“I love you, but I don’t want to be with you right now.” The notion that someone could love me, yet be unprepared to commit was discordant. Figuring things out as ‘friends’ for an unspecified amount of time was not for me; I signed up for a relationship, not a situationship. As I mourned the death of that relationship, I couldn’t help processing it as a reflection on my worth (or lack thereof). If I was worthy of his love, then he would have fought to keep me, right?
“The Lord has appeared of old to me, saying: “Yes, I have loved you with an everlasting love; therefore, with lovingkindness I have drawn you.” (Jeremiah 31:3)
I Love You Because…
Whereas human love has a reason for existing, God’s love for the Israelites predates anything they could have done to ‘merit’ His affection. He loved them before they knew who He was, and He continued to do so even when He was rejected. I’ve often pondered whether being love (1 John 4:8) makes it easier for God to express love. I’m not sure. Perhaps it makes it harder because unlike us, He is incapable of doing something unloving – even when He’s angry or frustrated.
I Love You, Therefore…
The use of “therefore” stands out because it demonstrates what love inspires: a desire for closeness. In other words, as a consequence of His love, He was compelled to draw the Israelites to Himself. He didn’t just want to love them from afar; He craved intimacy.
Love x Worth
The sentiments of the verse above are essentially what I expected from a relationship. If you say you love me, then you must demonstrate that by pursuing and protecting closeness. Fundamentally, there’s nothing wrong with that expectation, however, I didn’t cope well with the reality of an unmet expectation. There’s always an awkward inflection that precedes a ‘but,’ or a less than enthusiastic statement that alerts you that something has been left unsaid. You instantly expect something that contradicts their earlier statement. In light of what he said, it was hard not to think that I just wasn’t ‘worth it.’ Numerous thoughts ran through my mind, but the one I clung to was the idea that if I were a different girl, then he would have moved heaven and Earth to stay with me. I must be the problem. Clearly I wasn’t ‘good enough.’
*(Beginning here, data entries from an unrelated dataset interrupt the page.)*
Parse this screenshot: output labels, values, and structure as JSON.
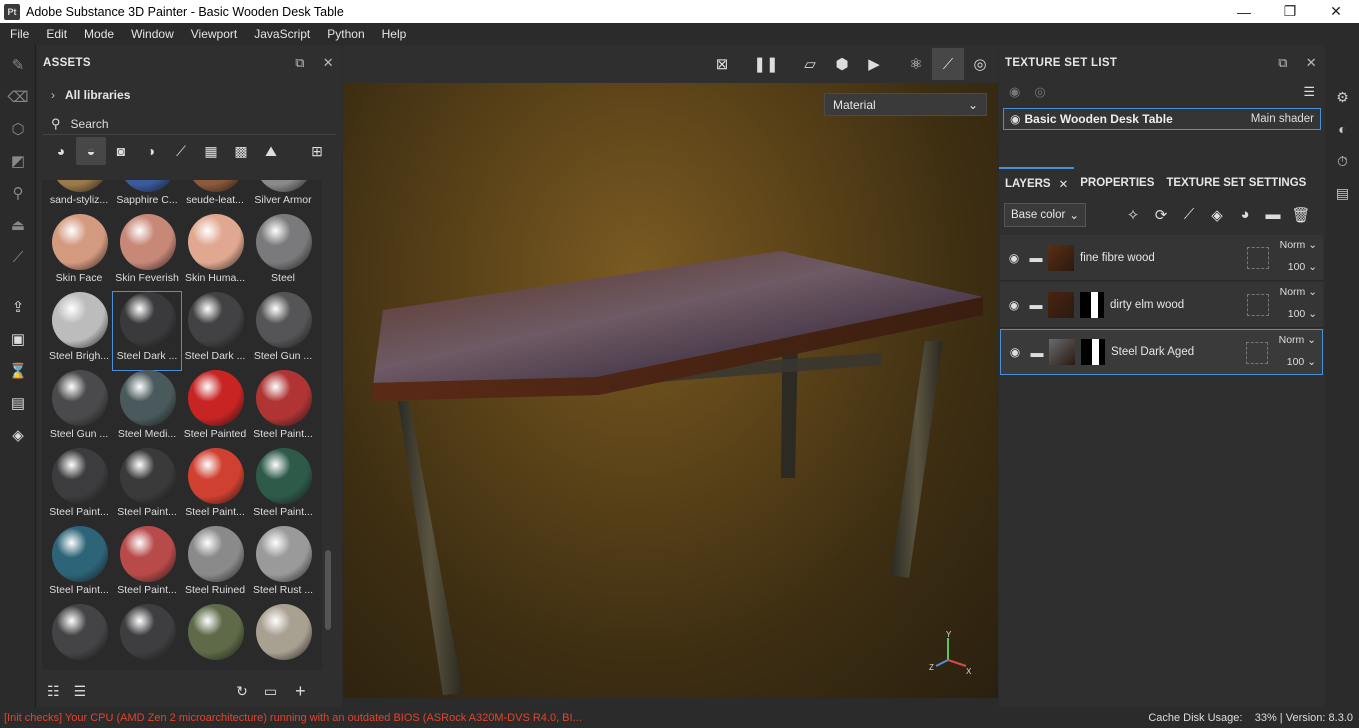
{
  "window": {
    "title": "Adobe Substance 3D Painter - Basic Wooden Desk Table",
    "app_icon": "Pt",
    "minimize": "—",
    "maximize": "❐",
    "close": "✕"
  },
  "menu": [
    "File",
    "Edit",
    "Mode",
    "Window",
    "Viewport",
    "JavaScript",
    "Python",
    "Help"
  ],
  "assets": {
    "title": "ASSETS",
    "libraries": "All libraries",
    "search_placeholder": "Search",
    "items": [
      {
        "label": "sand-styliz...",
        "color": "#9a7a4a"
      },
      {
        "label": "Sapphire C...",
        "color": "#3a5a9a"
      },
      {
        "label": "seude-leat...",
        "color": "#8a5a3a"
      },
      {
        "label": "Silver Armor",
        "color": "#8a8a8a"
      },
      {
        "label": "Skin Face",
        "color": "#d49a80"
      },
      {
        "label": "Skin Feverish",
        "color": "#c88878"
      },
      {
        "label": "Skin Huma...",
        "color": "#e0a890"
      },
      {
        "label": "Steel",
        "color": "#7a7a7c"
      },
      {
        "label": "Steel Brigh...",
        "color": "#bcbcbc"
      },
      {
        "label": "Steel Dark ...",
        "color": "#3a3a3c"
      },
      {
        "label": "Steel Dark ...",
        "color": "#424244"
      },
      {
        "label": "Steel Gun ...",
        "color": "#555557"
      },
      {
        "label": "Steel Gun ...",
        "color": "#4a4a4c"
      },
      {
        "label": "Steel Medi...",
        "color": "#4a5a5c"
      },
      {
        "label": "Steel Painted",
        "color": "#c82424"
      },
      {
        "label": "Steel Paint...",
        "color": "#b03434"
      },
      {
        "label": "Steel Paint...",
        "color": "#3c3c3e"
      },
      {
        "label": "Steel Paint...",
        "color": "#3a3a3a"
      },
      {
        "label": "Steel Paint...",
        "color": "#d04030"
      },
      {
        "label": "Steel Paint...",
        "color": "#2e5a4a"
      },
      {
        "label": "Steel Paint...",
        "color": "#2e6478"
      },
      {
        "label": "Steel Paint...",
        "color": "#b84a4a"
      },
      {
        "label": "Steel Ruined",
        "color": "#8a8a8a"
      },
      {
        "label": "Steel Rust ...",
        "color": "#9a9a9a"
      },
      {
        "label": "",
        "color": "#444446"
      },
      {
        "label": "",
        "color": "#3e3e40"
      },
      {
        "label": "",
        "color": "#5e6a48"
      },
      {
        "label": "",
        "color": "#a8a090"
      }
    ],
    "selected_index": 9
  },
  "viewport": {
    "material_select": "Material",
    "axis_y": "Y",
    "axis_z": "Z",
    "axis_x": "X"
  },
  "texture_set_list": {
    "title": "TEXTURE SET LIST",
    "set_name": "Basic Wooden Desk Table",
    "shader": "Main shader"
  },
  "layers_panel": {
    "tabs": [
      "LAYERS",
      "PROPERTIES",
      "TEXTURE SET SETTINGS"
    ],
    "channel": "Base color",
    "layers": [
      {
        "name": "fine fibre wood",
        "blend": "Norm",
        "opacity": "100",
        "thumb": "#5a2e14",
        "mask": ""
      },
      {
        "name": "dirty elm wood",
        "blend": "Norm",
        "opacity": "100",
        "thumb": "#4a2412",
        "mask": "bw"
      },
      {
        "name": "Steel Dark Aged",
        "blend": "Norm",
        "opacity": "100",
        "thumb": "#6a6a70",
        "mask": "bw"
      }
    ],
    "selected_layer": 2
  },
  "status": {
    "message": "[Init checks] Your CPU (AMD Zen 2 microarchitecture) running with an outdated BIOS (ASRock A320M-DVS R4.0, BI...",
    "cache": "Cache Disk Usage:",
    "cache_value": "33%",
    "version": "Version: 8.3.0",
    "error_color": "#e0442d",
    "accent_color": "#4a8fd9"
  }
}
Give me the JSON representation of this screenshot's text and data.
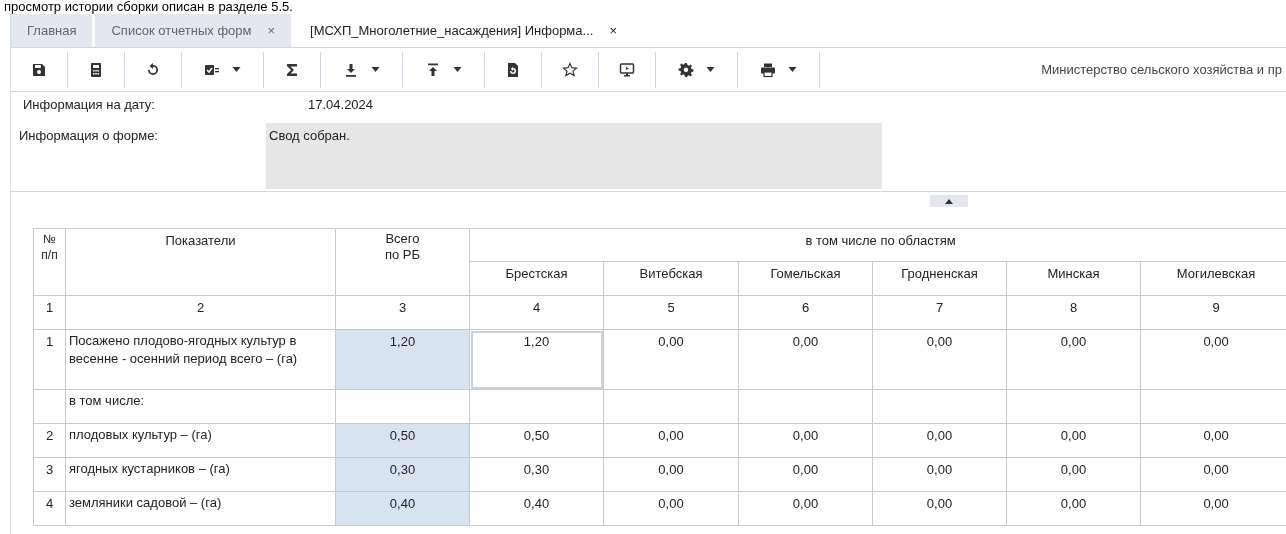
{
  "top_text": "просмотр истории сборки описан в разделе 5.5.",
  "tabs": [
    {
      "label": "Главная",
      "selected": false,
      "closable": false
    },
    {
      "label": "Список отчетных форм",
      "selected": false,
      "closable": true,
      "close": "×"
    },
    {
      "label": "[МСХП_Многолетние_насаждения] Информа...",
      "selected": true,
      "closable": true,
      "close": "×"
    }
  ],
  "toolbar": [
    {
      "has_menu": false
    },
    {
      "has_menu": false
    },
    {
      "has_menu": false
    },
    {
      "has_menu": true
    },
    {
      "has_menu": false
    },
    {
      "has_menu": true
    },
    {
      "has_menu": true
    },
    {
      "has_menu": false
    },
    {
      "has_menu": false
    },
    {
      "has_menu": false
    },
    {
      "has_menu": true
    },
    {
      "has_menu": true
    }
  ],
  "organization": "Министерство сельского хозяйства и пр",
  "info": {
    "date_label": "Информация на дату:",
    "date": "17.04.2024",
    "form_label": "Информация о форме:",
    "form_value": "Свод собран."
  },
  "table": {
    "head_no": "№ п/п",
    "head_indicator": "Показатели",
    "head_total": "Всего по РБ",
    "head_group": "в том числе по областям",
    "regions": [
      "Брестская",
      "Витебская",
      "Гомельская",
      "Гродненская",
      "Минская",
      "Могилевская"
    ],
    "column_numbers": [
      "1",
      "2",
      "3",
      "4",
      "5",
      "6",
      "7",
      "8",
      "9"
    ],
    "rows": [
      {
        "kind": "data",
        "no": "1",
        "indicator": "Посажено плодово-ягодных культур в весенне - осенний период всего – (га)",
        "total": "1,20",
        "cells": [
          {
            "text": "1,20",
            "selected": true
          },
          {
            "text": "0,00",
            "selected": false
          },
          {
            "text": "0,00",
            "selected": false
          },
          {
            "text": "0,00",
            "selected": false
          },
          {
            "text": "0,00",
            "selected": false
          },
          {
            "text": "0,00",
            "selected": false
          }
        ]
      },
      {
        "kind": "subheading",
        "indicator": "в том числе:"
      },
      {
        "kind": "data",
        "no": "2",
        "indicator": "плодовых культур – (га)",
        "total": "0,50",
        "cells": [
          {
            "text": "0,50",
            "selected": false
          },
          {
            "text": "0,00",
            "selected": false
          },
          {
            "text": "0,00",
            "selected": false
          },
          {
            "text": "0,00",
            "selected": false
          },
          {
            "text": "0,00",
            "selected": false
          },
          {
            "text": "0,00",
            "selected": false
          }
        ]
      },
      {
        "kind": "data",
        "no": "3",
        "indicator": "ягодных кустарников – (га)",
        "total": "0,30",
        "cells": [
          {
            "text": "0,30",
            "selected": false
          },
          {
            "text": "0,00",
            "selected": false
          },
          {
            "text": "0,00",
            "selected": false
          },
          {
            "text": "0,00",
            "selected": false
          },
          {
            "text": "0,00",
            "selected": false
          },
          {
            "text": "0,00",
            "selected": false
          }
        ]
      },
      {
        "kind": "data",
        "no": "4",
        "indicator": "земляники садовой – (га)",
        "total": "0,40",
        "cells": [
          {
            "text": "0,40",
            "selected": false
          },
          {
            "text": "0,00",
            "selected": false
          },
          {
            "text": "0,00",
            "selected": false
          },
          {
            "text": "0,00",
            "selected": false
          },
          {
            "text": "0,00",
            "selected": false
          },
          {
            "text": "0,00",
            "selected": false
          }
        ]
      }
    ]
  }
}
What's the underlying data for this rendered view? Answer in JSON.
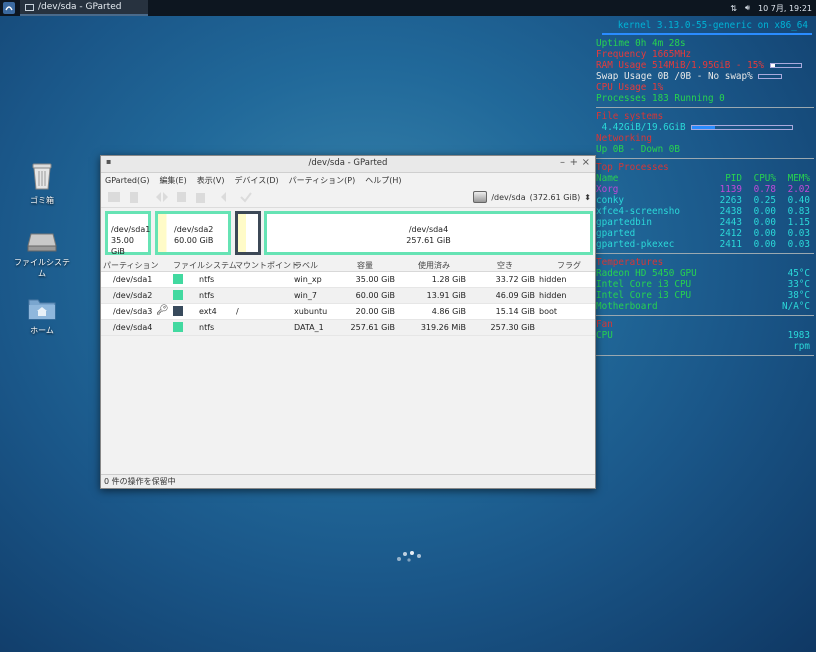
{
  "panel": {
    "window_button": "/dev/sda - GParted",
    "clock": "10 7月, 19:21"
  },
  "desktop": {
    "icons": [
      {
        "label": "ゴミ箱"
      },
      {
        "label": "ファイルシステム"
      },
      {
        "label": "ホーム"
      }
    ]
  },
  "conky": {
    "kernel": "kernel 3.13.0-55-generic on x86_64",
    "uptime": "Uptime  0h 4m 28s",
    "frequency": "Frequency  1665MHz",
    "ram": "RAM Usage  514MiB/1.95GiB - 15%",
    "swap": "Swap Usage  0B  /0B   - No swap%",
    "cpu": "CPU Usage  1%",
    "processes": "Processes  183  Running  0",
    "file_systems_title": "File systems",
    "fs_line": "4.42GiB/19.6GiB",
    "networking_title": "Networking",
    "net_line": "Up  0B   - Down  0B",
    "top_title": "Top Processes",
    "top_header": [
      "Name",
      "PID",
      "CPU%",
      "MEM%"
    ],
    "top_rows": [
      {
        "name": "Xorg",
        "pid": "1139",
        "cpu": "0.78",
        "mem": "2.02"
      },
      {
        "name": "conky",
        "pid": "2263",
        "cpu": "0.25",
        "mem": "0.40"
      },
      {
        "name": "xfce4-screensho",
        "pid": "2438",
        "cpu": "0.00",
        "mem": "0.83"
      },
      {
        "name": "gpartedbin",
        "pid": "2443",
        "cpu": "0.00",
        "mem": "1.15"
      },
      {
        "name": "gparted",
        "pid": "2412",
        "cpu": "0.00",
        "mem": "0.03"
      },
      {
        "name": "gparted-pkexec",
        "pid": "2411",
        "cpu": "0.00",
        "mem": "0.03"
      }
    ],
    "temp_title": "Temperatures",
    "temps": [
      {
        "label": "Radeon HD 5450 GPU",
        "value": "45°C"
      },
      {
        "label": "Intel Core i3 CPU",
        "value": "33°C"
      },
      {
        "label": "Intel Core i3 CPU",
        "value": "38°C"
      },
      {
        "label": "Motherboard",
        "value": "N/A°C"
      }
    ],
    "fan_title": "Fan",
    "fan_label": "CPU",
    "fan_value": "1983 rpm",
    "bars": {
      "ram": 0.15,
      "swap": 0.0,
      "cpu": 0.01,
      "fs": 0.23
    }
  },
  "window": {
    "title": "/dev/sda - GParted",
    "menu": [
      "GParted(G)",
      "編集(E)",
      "表示(V)",
      "デバイス(D)",
      "パーティション(P)",
      "ヘルプ(H)"
    ],
    "device": "/dev/sda",
    "device_size": "(372.61 GiB)",
    "map": [
      {
        "name": "/dev/sda1",
        "size": "35.00 GiB"
      },
      {
        "name": "/dev/sda2",
        "size": "60.00 GiB"
      },
      {
        "name": "",
        "size": ""
      },
      {
        "name": "/dev/sda4",
        "size": "257.61 GiB"
      }
    ],
    "columns": [
      "パーティション",
      "ファイルシステム",
      "マウントポイント",
      "ラベル",
      "容量",
      "使用済み",
      "空き",
      "フラグ"
    ],
    "rows": [
      {
        "partition": "/dev/sda1",
        "fs": "ntfs",
        "mount": "",
        "label": "win_xp",
        "size": "35.00 GiB",
        "used": "1.28 GiB",
        "free": "33.72 GiB",
        "flags": "hidden",
        "color": "#42d9a0"
      },
      {
        "partition": "/dev/sda2",
        "fs": "ntfs",
        "mount": "",
        "label": "win_7",
        "size": "60.00 GiB",
        "used": "13.91 GiB",
        "free": "46.09 GiB",
        "flags": "hidden",
        "color": "#42d9a0"
      },
      {
        "partition": "/dev/sda3",
        "fs": "ext4",
        "mount": "/",
        "label": "xubuntu",
        "size": "20.00 GiB",
        "used": "4.86 GiB",
        "free": "15.14 GiB",
        "flags": "boot",
        "color": "#384a5c"
      },
      {
        "partition": "/dev/sda4",
        "fs": "ntfs",
        "mount": "",
        "label": "DATA_1",
        "size": "257.61 GiB",
        "used": "319.26 MiB",
        "free": "257.30 GiB",
        "flags": "",
        "color": "#42d9a0"
      }
    ],
    "status": "0 件の操作を保留中"
  }
}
Allow God, not your ex, to define your worth.
The key thing about Jeremiah 31:3 is that God loved the Israelites before they knew it, and in spite of all the things which could have made them unlovable. They didn’t have to prove themselves or beg for His affection. He decided that they were worthy of love, and He never stopped loving them. If you allow a significant other to define your worth then you are giving them the power to alter something that is God-given. Your worth is constant; it doesn’t diminish based on those who aren’t able to see it.
It is important to disentangle worth from a breakup. The actions of your ex can neither enhance nor diminish your worth. However, to stay with someone that doesn’t appreciate your worth, or whose actions suggest they are oblivious to it, is damaging. Breakups are awful, and unfortunately there’s no guarantee that your next relationship will be the last. However, it will be negatively impacted if you dismiss the following:
- Co-operating with God – He is actively trying to draw you closer to Him. Fact. If you happen to be resisting then that will influence the quality of your romantic relationships (amongst other things). Bonus fact.
- Reflecting – having a ‘breakup analysis’ is always a good idea to ensure you’ve addressed your faults and you’re ready for the next relationship. No rebounds!
- Not being unequally yoked – as a Christian, your template for how to love others comes from God. Therefore, if both of you are in the same boat, technically you should subscribe to the same perspective of what love is and how it should be expressed. Loving your significant other how God loves you isn’t just an expectation; it’s what they deserve.
Not all relationships end in marriage and as painful as that is, you must be kind to yourself as you process the break up. The disintegration of the relationship is by no means a reflection of whether or not you are ‘worth loving.’ The right person will love you, and keep drawing you to them. Always.